In [None]:
# Single-cell full-run: setup, train, collect artifacts, and display results
# NOTE: Set runtime to GPU (Runtime -> Change runtime type -> GPU)
import os
import sys
import subprocess
import shutil
import time
import json

# 1) Mount Google Drive (interactive)
try:
    from google.colab import drive
    print('Mounting Google Drive...')
    drive.mount('/content/drive')
except Exception as e:
    print('Google Drive mount not available or failed:', e)

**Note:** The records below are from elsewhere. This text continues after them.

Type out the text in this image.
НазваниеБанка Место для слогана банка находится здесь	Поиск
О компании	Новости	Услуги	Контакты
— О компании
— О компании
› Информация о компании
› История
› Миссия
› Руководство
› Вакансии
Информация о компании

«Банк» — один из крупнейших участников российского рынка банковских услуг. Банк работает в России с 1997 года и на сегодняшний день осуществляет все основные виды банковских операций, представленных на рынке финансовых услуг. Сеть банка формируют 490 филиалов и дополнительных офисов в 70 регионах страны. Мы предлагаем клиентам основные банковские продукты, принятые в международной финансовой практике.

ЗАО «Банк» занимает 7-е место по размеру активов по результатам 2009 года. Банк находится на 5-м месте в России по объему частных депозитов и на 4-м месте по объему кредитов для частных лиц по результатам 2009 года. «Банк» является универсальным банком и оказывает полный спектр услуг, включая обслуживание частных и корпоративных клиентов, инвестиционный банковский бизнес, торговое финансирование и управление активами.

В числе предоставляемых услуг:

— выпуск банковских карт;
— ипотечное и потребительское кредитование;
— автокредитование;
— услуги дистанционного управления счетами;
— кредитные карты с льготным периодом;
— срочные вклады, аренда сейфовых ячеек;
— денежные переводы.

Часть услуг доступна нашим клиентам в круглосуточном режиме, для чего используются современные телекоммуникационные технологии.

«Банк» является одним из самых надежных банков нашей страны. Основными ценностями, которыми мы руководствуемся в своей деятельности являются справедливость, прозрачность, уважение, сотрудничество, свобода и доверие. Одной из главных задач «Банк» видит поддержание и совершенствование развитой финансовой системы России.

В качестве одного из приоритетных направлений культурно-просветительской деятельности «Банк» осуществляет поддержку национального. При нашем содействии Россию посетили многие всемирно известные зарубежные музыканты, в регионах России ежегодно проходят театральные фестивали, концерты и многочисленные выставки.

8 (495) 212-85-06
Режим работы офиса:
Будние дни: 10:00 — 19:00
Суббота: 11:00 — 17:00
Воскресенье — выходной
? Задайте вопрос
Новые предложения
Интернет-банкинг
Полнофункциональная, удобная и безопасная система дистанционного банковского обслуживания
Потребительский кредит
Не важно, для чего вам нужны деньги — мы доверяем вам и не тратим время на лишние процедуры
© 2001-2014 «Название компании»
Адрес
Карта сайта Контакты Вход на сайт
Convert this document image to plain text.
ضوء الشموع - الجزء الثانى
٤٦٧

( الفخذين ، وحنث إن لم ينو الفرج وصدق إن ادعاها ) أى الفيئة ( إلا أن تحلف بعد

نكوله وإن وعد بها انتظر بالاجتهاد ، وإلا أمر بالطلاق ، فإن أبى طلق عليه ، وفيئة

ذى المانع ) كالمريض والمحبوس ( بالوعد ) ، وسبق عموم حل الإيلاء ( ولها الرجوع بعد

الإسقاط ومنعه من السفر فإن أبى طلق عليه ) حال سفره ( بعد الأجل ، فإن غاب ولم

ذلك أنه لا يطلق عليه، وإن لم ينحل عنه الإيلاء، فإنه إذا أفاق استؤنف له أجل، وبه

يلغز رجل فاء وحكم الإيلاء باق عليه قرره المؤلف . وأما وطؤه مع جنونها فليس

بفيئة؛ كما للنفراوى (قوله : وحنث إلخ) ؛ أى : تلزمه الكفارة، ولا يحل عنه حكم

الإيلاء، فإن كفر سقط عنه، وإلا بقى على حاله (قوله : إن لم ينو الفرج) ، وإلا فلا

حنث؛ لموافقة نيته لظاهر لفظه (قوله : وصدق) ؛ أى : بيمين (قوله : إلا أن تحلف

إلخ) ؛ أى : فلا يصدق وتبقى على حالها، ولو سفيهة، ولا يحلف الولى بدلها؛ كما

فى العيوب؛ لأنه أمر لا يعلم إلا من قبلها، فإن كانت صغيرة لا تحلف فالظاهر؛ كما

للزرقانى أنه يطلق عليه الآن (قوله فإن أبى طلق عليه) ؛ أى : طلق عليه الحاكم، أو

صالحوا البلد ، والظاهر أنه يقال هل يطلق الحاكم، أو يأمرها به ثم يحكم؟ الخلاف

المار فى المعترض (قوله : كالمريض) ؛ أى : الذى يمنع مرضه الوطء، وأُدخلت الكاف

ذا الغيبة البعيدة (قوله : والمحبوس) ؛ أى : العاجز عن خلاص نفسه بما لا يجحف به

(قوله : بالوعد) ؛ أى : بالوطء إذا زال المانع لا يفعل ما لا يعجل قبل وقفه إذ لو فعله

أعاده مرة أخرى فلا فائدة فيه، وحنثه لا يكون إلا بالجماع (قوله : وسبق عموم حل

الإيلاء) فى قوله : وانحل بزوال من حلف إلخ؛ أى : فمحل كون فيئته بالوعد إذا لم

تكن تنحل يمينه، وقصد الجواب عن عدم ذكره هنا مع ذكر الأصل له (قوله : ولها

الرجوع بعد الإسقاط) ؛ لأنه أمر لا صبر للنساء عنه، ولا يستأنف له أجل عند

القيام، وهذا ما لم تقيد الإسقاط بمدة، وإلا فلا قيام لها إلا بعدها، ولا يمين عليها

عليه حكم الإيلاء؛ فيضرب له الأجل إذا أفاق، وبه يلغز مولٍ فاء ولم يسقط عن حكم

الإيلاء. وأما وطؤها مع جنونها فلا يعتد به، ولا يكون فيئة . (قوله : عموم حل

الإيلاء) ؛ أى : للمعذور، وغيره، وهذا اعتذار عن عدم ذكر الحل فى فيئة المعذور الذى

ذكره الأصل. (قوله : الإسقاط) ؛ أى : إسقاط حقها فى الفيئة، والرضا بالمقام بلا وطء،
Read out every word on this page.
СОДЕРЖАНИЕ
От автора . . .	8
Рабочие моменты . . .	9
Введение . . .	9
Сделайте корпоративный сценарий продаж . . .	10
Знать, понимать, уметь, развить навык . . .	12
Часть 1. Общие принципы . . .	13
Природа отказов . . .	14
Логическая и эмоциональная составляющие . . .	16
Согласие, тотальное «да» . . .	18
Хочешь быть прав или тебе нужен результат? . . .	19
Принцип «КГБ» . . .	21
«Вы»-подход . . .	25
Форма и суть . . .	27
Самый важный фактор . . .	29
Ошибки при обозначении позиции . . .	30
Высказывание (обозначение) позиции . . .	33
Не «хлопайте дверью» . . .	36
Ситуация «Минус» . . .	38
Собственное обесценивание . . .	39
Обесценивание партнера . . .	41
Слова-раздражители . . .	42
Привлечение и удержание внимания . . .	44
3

# 2) Environment and paths
DRIVE_BASE = '/content/drive/MyDrive/FarmFederate'
CHECKPOINT_DIR = os.environ.get('CHECKPOINT_DIR', f"{DRIVE_BASE}/checkpoints")
LOGS_DIR = f"{DRIVE_BASE}/logs"
os.makedirs(CHECKPOINT_DIR, exist_ok=True)
os.makedirs(LOGS_DIR, exist_ok=True)

# 3) Install dependencies (quiet)
print('\nInstalling required Python packages (may take several minutes)')
subprocess.run('pip install -r requirements.txt -q', shell=True, check=False)
subprocess.run('pip install qdrant-client sentence-transformers faiss-cpu -q', shell=True, check=False)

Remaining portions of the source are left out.